Кто-нибудь доложит об этом? Или – вы сами, без бумажек, готовы? Кто, называйте!» Прищепчик растерялся.

Маслаков, рядом с которым я сидел, толкает в бок: мол, вставай давай, это же твои вопросы! Я ему шепотом объясняю: совещание ведет первый секретарь, чего это я сам полезу? Вряд ли в президиуме слышали наше перешептывание, хотя Слюньков наблюдал за всем происходящим. Воцарилась затянувшаяся пауза. С великим трудом Прищепчик обращается ко мне: «Василий Севастьянович, может быть, вы доложите?» Какие-то бумаги у меня с собой были, хотя я не собирался выступать. Памятуя, что Слюньков после речи Титкова завершил свою тираду словами: «Так вы, значит, ничего не делаете, и никто у вас никаких перспектив не видит?», я разделил свое выступление на две части: что делается у нас, и какие перспективы. Не согласился, что у нас ничего не делается. Довольно убедительно рассказал о сделанном, о проблемах и перспективах. «Почему торф не возите?» – задал вопрос Слюньков. «И не будем возить, Николай Никитович, это бессмысленная трата денег и времени», – ответил ему. Тут за тему торфа мы зацепились, и я на конкретных примерах хозяйств Горецкого района, где работал до перехода в областные структуры, доказал свою точку зрения. «Да, да, – согласился Слюньков. И добавил после окончания моего импровизированного доклада: – Ну, слава Богу, хоть один какие-то перспективы видит».
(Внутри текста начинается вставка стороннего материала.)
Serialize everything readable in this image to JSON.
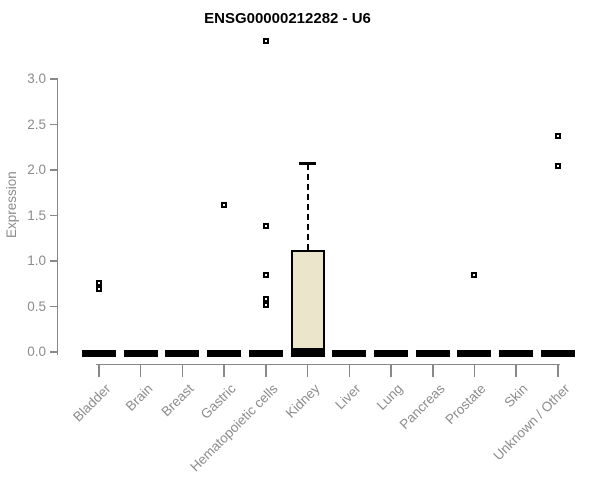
{
  "title": "ENSG00000212282 - U6",
  "chart_data": {
    "type": "boxplot",
    "title": "ENSG00000212282 - U6",
    "xlabel": "",
    "ylabel": "Expression",
    "ylim": [
      0.0,
      3.0
    ],
    "yticks": [
      0.0,
      0.5,
      1.0,
      1.5,
      2.0,
      2.5,
      3.0
    ],
    "grid": false,
    "x_label_rotation": 45,
    "categories": [
      "Bladder",
      "Brain",
      "Breast",
      "Gastric",
      "Hematopoietic cells",
      "Kidney",
      "Liver",
      "Lung",
      "Pancreas",
      "Prostate",
      "Skin",
      "Unknown / Other"
    ],
    "boxes": [
      {
        "category": "Bladder",
        "q1": 0,
        "median": 0,
        "q3": 0,
        "whisker_low": 0,
        "whisker_high": 0,
        "outliers": [
          0.76,
          0.69
        ]
      },
      {
        "category": "Brain",
        "q1": 0,
        "median": 0,
        "q3": 0,
        "whisker_low": 0,
        "whisker_high": 0,
        "outliers": []
      },
      {
        "category": "Breast",
        "q1": 0,
        "median": 0,
        "q3": 0,
        "whisker_low": 0,
        "whisker_high": 0,
        "outliers": []
      },
      {
        "category": "Gastric",
        "q1": 0,
        "median": 0,
        "q3": 0,
        "whisker_low": 0,
        "whisker_high": 0,
        "outliers": [
          1.62
        ]
      },
      {
        "category": "Hematopoietic cells",
        "q1": 0,
        "median": 0,
        "q3": 0,
        "whisker_low": 0,
        "whisker_high": 0,
        "outliers": [
          3.42,
          1.38,
          0.85,
          0.58,
          0.52
        ]
      },
      {
        "category": "Kidney",
        "q1": 0.02,
        "median": 0,
        "q3": 1.12,
        "whisker_low": 0,
        "whisker_high": 2.07,
        "outliers": []
      },
      {
        "category": "Liver",
        "q1": 0,
        "median": 0,
        "q3": 0,
        "whisker_low": 0,
        "whisker_high": 0,
        "outliers": []
      },
      {
        "category": "Lung",
        "q1": 0,
        "median": 0,
        "q3": 0,
        "whisker_low": 0,
        "whisker_high": 0,
        "outliers": []
      },
      {
        "category": "Pancreas",
        "q1": 0,
        "median": 0,
        "q3": 0,
        "whisker_low": 0,
        "whisker_high": 0,
        "outliers": []
      },
      {
        "category": "Prostate",
        "q1": 0,
        "median": 0,
        "q3": 0,
        "whisker_low": 0,
        "whisker_high": 0,
        "outliers": [
          0.85
        ]
      },
      {
        "category": "Skin",
        "q1": 0,
        "median": 0,
        "q3": 0,
        "whisker_low": 0,
        "whisker_high": 0,
        "outliers": []
      },
      {
        "category": "Unknown / Other",
        "q1": 0,
        "median": 0,
        "q3": 0,
        "whisker_low": 0,
        "whisker_high": 0,
        "outliers": [
          2.37,
          2.04
        ]
      }
    ],
    "colors": {
      "box_fill": "#ebe6cb",
      "box_border": "#000000",
      "median": "#000000",
      "outlier_fill": "#ffffff",
      "axis_line": "#888888",
      "text": "#8c8c8c",
      "title": "#000000"
    },
    "legend": null
  }
}
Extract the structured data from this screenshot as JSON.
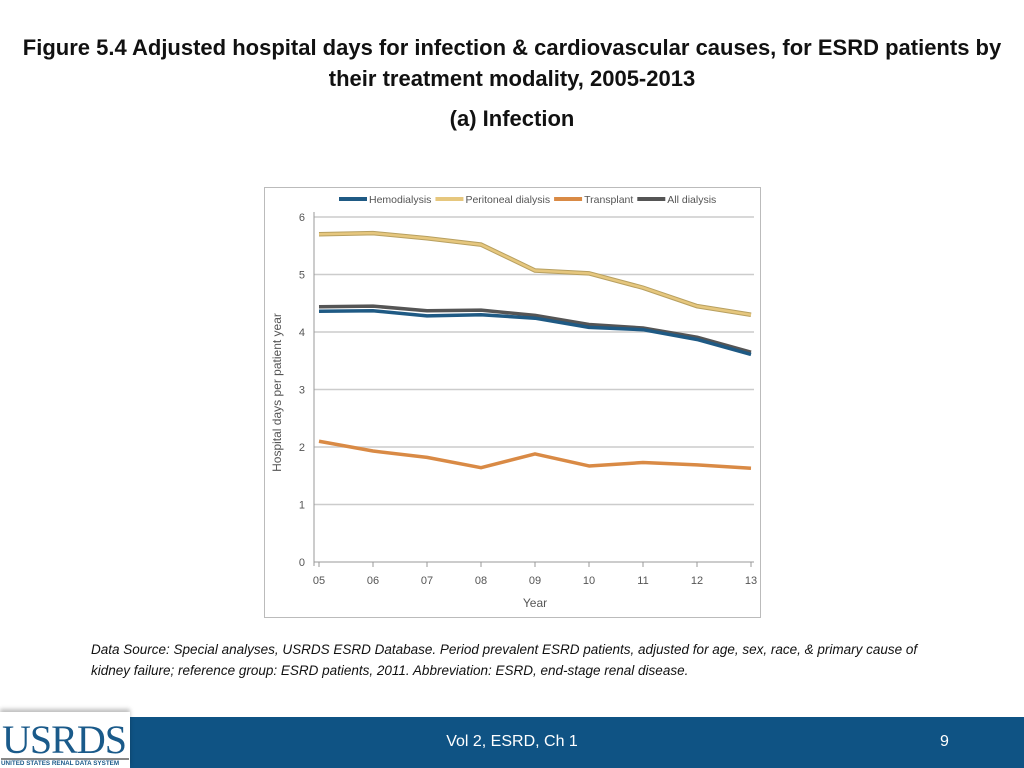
{
  "slide": {
    "title": "Figure 5.4 Adjusted hospital days for infection & cardiovascular causes, for ESRD patients by their treatment modality, 2005-2013",
    "subtitle": "(a) Infection",
    "source": "Data Source: Special analyses, USRDS ESRD Database. Period prevalent ESRD patients, adjusted for age, sex, race, & primary cause of kidney failure; reference group: ESRD patients, 2011. Abbreviation: ESRD, end-stage renal disease.",
    "footer": "Vol 2, ESRD, Ch 1",
    "page": "9",
    "logo": {
      "name": "USRDS",
      "tagline": "UNITED STATES RENAL DATA SYSTEM"
    },
    "footer_color": "#0f5384"
  },
  "chart_data": {
    "type": "line",
    "xlabel": "Year",
    "ylabel": "Hospital days per patient year",
    "x": [
      "05",
      "06",
      "07",
      "08",
      "09",
      "10",
      "11",
      "12",
      "13"
    ],
    "ylim": [
      0,
      6
    ],
    "yticks": [
      0,
      1,
      2,
      3,
      4,
      5,
      6
    ],
    "grid": true,
    "legend": "top",
    "series": [
      {
        "name": "Hemodialysis",
        "color": "#1f5a84",
        "values": [
          4.36,
          4.37,
          4.28,
          4.3,
          4.24,
          4.08,
          4.04,
          3.87,
          3.61
        ]
      },
      {
        "name": "Peritoneal dialysis",
        "color": "#e6c77e",
        "values": [
          5.7,
          5.72,
          5.63,
          5.52,
          5.07,
          5.02,
          4.77,
          4.45,
          4.3
        ]
      },
      {
        "name": "Transplant",
        "color": "#d98a45",
        "values": [
          2.1,
          1.93,
          1.82,
          1.64,
          1.88,
          1.67,
          1.73,
          1.69,
          1.63
        ]
      },
      {
        "name": "All dialysis",
        "color": "#555555",
        "values": [
          4.44,
          4.45,
          4.37,
          4.38,
          4.29,
          4.13,
          4.07,
          3.91,
          3.65
        ]
      }
    ]
  }
}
Думается, это совещание сыграло свою роль. Буквально через два месяца, когда пришлось решать кадровый вопрос, Слюньков о нем вспомнил. За те четыре часа, что мы проговорили с ним накануне моего вылета в Москву на собеседование в ЦК КПСС, говорили и об этом, и о многом другом.

Перед избранием на пленуме обкома полагалось пройти собеседование в отделах ЦК и с Генеральным Секретарем ЦК КПСС. Но Андропов был уже очень болен. Два дня провел в ЦК, мне все говорили: «Ты посиди, посиди, Юрий Владимирович примет». Не принял.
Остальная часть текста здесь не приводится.